In a speech that is likely to set the theme of his 2012 re-election bid, Obama said “the basic American promise” that hard work can allow one to own a home and support a family are at risk if the government doesn’t do more to balance the scale between the nation’s rich and poor.

“The defining issue of our time is how to keep that promise alive. No challenge is more urgent. No debate is more important,” Obama declared. “We can either settle for a country where a shrinking number of people do really well, while a growing number of Americans barely get by. Or we can restore an economy where everyone gets a fair shot, everyone does their fair share, and everyone plays by the same set of rules.  What’s at stake are not Democratic values or Republican values, but American values.  We have to reclaim them.”

In his third such address to the Congress, Obama’s focus was not just on the future—as he laid out broad proposals to boost an “economy built to last, where hard work pays off and responsibility is rewarded.”
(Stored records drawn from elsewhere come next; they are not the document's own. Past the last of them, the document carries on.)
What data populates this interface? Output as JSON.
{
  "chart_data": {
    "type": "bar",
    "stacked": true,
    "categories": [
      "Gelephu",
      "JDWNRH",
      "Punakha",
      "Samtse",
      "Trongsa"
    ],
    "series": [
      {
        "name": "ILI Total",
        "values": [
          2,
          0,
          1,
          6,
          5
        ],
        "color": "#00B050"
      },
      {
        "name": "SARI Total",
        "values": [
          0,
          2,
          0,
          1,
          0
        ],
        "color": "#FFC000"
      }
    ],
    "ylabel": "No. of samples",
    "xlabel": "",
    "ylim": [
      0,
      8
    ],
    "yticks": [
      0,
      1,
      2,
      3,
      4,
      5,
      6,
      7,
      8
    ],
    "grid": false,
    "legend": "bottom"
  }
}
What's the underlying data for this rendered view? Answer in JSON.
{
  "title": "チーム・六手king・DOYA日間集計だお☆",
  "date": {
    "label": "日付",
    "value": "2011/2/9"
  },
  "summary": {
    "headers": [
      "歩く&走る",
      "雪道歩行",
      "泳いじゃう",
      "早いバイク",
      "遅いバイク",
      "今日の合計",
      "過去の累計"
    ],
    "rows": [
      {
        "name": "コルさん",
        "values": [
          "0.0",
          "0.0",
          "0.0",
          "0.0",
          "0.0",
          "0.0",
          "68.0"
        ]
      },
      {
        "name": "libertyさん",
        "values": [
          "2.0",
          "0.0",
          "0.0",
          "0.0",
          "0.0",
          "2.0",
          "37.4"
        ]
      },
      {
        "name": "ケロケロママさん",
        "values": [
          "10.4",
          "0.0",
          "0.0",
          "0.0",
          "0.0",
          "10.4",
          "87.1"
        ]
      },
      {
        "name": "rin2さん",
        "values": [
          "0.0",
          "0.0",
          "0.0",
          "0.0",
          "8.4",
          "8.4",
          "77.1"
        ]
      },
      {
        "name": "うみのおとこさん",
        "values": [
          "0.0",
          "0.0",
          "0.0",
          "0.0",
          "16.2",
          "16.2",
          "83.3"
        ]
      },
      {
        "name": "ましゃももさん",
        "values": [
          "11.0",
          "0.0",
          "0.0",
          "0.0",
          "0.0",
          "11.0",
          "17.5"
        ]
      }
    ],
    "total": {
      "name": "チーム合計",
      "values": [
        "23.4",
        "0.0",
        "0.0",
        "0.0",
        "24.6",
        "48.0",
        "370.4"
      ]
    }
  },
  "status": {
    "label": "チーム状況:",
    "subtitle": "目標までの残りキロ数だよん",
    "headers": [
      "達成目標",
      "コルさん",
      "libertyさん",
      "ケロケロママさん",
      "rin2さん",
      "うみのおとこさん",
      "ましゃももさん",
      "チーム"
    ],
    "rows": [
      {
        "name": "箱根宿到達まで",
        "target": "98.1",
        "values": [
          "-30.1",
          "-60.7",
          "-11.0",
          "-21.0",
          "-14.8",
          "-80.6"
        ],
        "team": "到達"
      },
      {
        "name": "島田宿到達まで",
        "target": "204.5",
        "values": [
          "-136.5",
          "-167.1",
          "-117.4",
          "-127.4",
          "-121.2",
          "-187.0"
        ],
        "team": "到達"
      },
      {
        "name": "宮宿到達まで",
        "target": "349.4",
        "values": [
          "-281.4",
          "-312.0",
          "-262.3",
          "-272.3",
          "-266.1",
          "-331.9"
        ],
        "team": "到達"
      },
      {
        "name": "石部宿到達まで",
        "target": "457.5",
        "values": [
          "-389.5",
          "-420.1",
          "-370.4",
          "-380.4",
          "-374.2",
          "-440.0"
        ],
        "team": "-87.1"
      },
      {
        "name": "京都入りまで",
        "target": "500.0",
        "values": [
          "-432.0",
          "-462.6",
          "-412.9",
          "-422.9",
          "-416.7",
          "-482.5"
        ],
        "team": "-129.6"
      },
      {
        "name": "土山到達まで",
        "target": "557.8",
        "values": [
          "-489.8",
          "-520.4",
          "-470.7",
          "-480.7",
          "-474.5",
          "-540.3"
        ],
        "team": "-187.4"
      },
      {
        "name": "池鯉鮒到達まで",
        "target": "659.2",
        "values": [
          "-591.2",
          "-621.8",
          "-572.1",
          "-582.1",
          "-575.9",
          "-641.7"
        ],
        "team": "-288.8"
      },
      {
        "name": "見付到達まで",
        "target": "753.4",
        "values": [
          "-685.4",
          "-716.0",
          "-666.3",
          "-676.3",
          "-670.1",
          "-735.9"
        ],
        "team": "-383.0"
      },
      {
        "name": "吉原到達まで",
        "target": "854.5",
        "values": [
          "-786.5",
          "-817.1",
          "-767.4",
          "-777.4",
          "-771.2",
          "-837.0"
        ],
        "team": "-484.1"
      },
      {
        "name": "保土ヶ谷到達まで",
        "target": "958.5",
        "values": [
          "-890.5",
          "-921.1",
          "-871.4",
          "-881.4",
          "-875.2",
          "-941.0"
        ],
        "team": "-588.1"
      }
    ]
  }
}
But in a message that was unmistakably aimed at voters in the upcoming presidential election, Obama reminded his audience that the nation’s economic troubles began long before he arrived at the White House, starting with the collapse of the nation’s leading banks in 2008 due to lax regulation and “bad behavior.”

“In the six months before I took office, we lost nearly four million jobs.  And we lost another four million before our policies were in full effect,” Obama said.

But he argued that the country is turning around under his policies, pointing to 3 million jobs created in the last 22 months. In a sign that Obama will campaign against the Republican-led Congress as much as a his eventual GOP presidential rival, the president indicated he will take a hard stand against lawmakers determined to block his economic agenda.

“The state of our union is getting stronger, and we’ve come too far to turn back now,” Obama insisted. “As long as I’m president, I will work with anyone in this chamber to build on this momentum. But I intend to fight obstruction with action, and I will oppose any effort to return to the very same policies that brought on this economic crisis in the first place.”